Traditional speech recognition systems are based on a top-down approach where the sub-word units are pre-defined, usually on the basis of linguistic theory. In order to build robust statistical models of these units, massive amounts of data is required. Yet, this approach is sensitive to mismatch between the imposed model and real-world data at all levels. The recognition problem is framed as finding the most likely sequence of units that match a legal sequence of words, as defined by the lexicon and the language model.
Instead of relying on top-down decoding, we propose a paradigm based on bottom-up detection and information extraction. Instead of learning statistical models of pre-defined units, we aim at developing an approach to ASR that is based on learning the 'optimal' set of units that can be used to map from variable acoustic data to invariable meaningful symbols in a bottom-up information extraction procedure. These units must capture the structure in the speech signals that are imposed by the constraints of the articulatory system, i.e., the structure that encodes the linguistic information. At the same time, the units must be flexible and adaptive, so that they can be used for understanding unknown speakers in arbitrary acoustic backgrounds. Last but not least, it must be possible to learn the units from limited amounts of annotated speech.

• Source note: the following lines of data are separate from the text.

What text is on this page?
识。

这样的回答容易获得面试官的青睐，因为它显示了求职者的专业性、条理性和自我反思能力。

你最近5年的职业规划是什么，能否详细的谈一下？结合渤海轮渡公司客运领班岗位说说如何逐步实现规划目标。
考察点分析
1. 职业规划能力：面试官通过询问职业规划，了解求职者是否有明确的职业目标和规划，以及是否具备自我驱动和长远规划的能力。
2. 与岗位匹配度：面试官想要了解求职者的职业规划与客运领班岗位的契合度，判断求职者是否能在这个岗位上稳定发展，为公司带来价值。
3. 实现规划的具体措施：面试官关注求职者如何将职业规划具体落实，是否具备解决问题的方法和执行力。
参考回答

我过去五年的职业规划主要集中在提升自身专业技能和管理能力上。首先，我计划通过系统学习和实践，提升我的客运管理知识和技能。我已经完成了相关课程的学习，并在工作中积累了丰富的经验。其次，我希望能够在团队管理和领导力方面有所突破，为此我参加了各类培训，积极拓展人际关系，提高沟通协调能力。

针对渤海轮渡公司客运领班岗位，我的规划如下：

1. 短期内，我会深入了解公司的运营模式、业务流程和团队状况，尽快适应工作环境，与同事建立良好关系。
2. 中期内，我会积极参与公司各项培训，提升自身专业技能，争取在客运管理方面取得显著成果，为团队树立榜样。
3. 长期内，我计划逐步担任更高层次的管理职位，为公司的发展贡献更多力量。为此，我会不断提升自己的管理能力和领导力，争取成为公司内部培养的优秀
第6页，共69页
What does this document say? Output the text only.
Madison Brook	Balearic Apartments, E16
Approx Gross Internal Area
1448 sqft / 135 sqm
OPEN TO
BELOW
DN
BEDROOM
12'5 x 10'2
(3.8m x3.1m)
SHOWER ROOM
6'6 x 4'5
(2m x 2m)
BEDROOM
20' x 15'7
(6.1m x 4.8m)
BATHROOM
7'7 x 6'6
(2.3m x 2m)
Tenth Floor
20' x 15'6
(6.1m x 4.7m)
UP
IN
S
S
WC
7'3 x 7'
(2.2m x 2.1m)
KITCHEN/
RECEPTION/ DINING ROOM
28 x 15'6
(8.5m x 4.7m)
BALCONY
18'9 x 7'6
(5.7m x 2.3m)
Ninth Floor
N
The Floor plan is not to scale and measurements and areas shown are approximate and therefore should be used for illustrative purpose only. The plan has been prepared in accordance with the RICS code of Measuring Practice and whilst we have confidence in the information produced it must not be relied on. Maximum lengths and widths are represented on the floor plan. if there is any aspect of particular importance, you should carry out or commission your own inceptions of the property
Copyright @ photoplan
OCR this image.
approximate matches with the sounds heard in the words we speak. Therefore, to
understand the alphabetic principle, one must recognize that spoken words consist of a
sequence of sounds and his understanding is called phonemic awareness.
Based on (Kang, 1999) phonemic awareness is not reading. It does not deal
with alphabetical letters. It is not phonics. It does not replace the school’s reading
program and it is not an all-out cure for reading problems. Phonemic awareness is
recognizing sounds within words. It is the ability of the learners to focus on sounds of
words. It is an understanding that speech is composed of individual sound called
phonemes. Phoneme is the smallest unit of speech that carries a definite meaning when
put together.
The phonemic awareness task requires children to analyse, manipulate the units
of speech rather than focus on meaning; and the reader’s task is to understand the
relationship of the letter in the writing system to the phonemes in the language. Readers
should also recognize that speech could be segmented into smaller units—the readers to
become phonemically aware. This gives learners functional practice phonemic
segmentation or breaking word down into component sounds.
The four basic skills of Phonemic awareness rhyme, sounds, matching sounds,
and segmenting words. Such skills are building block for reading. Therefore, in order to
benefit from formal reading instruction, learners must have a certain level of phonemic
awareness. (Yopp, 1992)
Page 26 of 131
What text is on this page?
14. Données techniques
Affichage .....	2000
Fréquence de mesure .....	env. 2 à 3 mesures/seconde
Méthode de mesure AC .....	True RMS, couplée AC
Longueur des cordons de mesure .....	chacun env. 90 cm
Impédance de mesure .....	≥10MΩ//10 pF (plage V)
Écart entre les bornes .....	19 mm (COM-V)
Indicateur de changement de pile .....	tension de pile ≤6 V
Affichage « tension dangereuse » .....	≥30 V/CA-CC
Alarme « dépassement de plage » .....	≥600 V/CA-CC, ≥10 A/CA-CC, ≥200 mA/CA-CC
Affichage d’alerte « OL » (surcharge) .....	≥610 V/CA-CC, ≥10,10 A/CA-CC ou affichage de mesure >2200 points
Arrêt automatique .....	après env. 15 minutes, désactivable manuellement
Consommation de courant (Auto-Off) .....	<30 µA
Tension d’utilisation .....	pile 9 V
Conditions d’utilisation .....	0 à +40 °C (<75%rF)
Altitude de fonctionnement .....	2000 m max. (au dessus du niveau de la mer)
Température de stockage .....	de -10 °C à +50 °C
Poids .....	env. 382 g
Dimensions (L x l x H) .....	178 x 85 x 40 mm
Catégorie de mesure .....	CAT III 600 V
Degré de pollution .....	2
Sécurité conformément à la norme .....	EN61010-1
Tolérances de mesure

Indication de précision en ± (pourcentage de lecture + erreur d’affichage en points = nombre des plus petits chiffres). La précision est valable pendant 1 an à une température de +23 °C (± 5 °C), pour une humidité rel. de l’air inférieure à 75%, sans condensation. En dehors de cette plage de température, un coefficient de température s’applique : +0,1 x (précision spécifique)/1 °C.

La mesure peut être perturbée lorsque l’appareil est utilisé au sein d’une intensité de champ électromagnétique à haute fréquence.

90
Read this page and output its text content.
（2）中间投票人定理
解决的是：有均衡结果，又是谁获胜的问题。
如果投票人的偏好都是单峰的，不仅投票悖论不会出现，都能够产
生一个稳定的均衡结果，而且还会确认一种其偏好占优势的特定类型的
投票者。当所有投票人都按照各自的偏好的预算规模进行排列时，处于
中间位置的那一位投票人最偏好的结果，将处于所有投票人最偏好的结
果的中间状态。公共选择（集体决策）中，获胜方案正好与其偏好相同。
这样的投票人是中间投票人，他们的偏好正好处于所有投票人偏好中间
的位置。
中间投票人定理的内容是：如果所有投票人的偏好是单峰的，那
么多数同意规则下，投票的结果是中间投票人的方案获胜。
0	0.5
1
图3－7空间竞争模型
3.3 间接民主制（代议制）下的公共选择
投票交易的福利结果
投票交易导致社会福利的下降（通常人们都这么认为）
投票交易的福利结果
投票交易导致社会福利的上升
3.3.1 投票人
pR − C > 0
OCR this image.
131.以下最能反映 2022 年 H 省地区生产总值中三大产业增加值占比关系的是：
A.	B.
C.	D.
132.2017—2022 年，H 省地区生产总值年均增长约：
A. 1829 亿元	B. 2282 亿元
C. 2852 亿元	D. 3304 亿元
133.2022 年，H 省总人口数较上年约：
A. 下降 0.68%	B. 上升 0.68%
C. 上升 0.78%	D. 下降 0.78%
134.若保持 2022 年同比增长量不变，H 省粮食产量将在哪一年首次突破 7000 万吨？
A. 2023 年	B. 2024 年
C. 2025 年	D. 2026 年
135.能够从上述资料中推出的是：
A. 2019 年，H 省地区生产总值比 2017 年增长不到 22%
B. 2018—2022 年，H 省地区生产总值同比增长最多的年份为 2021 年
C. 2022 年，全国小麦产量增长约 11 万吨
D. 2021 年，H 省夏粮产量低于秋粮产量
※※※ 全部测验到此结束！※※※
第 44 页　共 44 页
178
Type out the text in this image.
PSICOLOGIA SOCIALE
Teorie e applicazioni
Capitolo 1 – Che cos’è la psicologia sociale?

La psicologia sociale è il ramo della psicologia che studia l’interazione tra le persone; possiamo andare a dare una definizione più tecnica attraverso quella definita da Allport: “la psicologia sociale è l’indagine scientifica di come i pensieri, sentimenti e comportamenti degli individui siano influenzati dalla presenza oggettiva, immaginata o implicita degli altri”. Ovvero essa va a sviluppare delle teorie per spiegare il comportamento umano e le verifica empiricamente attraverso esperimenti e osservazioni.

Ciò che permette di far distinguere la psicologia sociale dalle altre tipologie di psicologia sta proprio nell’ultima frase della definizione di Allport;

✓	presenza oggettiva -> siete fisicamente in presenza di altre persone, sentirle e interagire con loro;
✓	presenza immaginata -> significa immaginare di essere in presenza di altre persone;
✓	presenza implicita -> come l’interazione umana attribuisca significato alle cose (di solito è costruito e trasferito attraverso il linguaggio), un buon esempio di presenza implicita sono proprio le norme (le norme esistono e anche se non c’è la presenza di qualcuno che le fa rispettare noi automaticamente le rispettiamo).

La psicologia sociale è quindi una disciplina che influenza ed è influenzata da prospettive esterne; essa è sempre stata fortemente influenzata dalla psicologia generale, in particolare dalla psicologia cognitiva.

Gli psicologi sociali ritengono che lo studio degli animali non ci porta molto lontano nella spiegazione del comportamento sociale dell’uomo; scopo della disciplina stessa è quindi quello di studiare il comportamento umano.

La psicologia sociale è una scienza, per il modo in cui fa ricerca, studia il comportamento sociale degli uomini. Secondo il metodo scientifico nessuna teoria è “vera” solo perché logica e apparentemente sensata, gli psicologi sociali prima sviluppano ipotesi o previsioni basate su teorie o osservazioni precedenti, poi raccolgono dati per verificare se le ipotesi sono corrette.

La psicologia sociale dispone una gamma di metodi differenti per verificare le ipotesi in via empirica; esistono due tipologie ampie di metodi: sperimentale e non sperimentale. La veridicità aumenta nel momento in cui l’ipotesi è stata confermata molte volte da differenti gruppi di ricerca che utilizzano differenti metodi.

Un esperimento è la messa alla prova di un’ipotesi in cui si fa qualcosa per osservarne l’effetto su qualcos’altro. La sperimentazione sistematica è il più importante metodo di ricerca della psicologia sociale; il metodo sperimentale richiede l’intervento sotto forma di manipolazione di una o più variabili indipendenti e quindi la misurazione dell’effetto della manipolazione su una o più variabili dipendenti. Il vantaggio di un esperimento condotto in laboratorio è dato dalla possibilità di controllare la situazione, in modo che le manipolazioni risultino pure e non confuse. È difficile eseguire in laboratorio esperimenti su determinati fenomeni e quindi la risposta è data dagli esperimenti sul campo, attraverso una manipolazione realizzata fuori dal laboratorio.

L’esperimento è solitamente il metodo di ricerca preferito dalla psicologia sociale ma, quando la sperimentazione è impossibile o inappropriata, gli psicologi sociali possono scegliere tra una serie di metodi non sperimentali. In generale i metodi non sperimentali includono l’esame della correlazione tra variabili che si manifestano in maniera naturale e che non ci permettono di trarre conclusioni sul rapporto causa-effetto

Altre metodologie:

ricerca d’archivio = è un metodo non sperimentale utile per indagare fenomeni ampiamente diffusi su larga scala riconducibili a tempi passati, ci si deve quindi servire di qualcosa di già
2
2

The core paradigm will be investigated through exploring and verifying five supporting hypotheses:
- The salient information of the speech signal can be represented by detecting a small number of acoustic-phonetic events.
- The set of sub-word units can be discovered from the detected events by machine learning approaches.
- The relationship between sub-word units and linguistic units can be learnt from (possibly labeled) data.
- The dependence of language and speaker on the sub-word units will be explored through employing them for automatic language identification and for speaker recognition.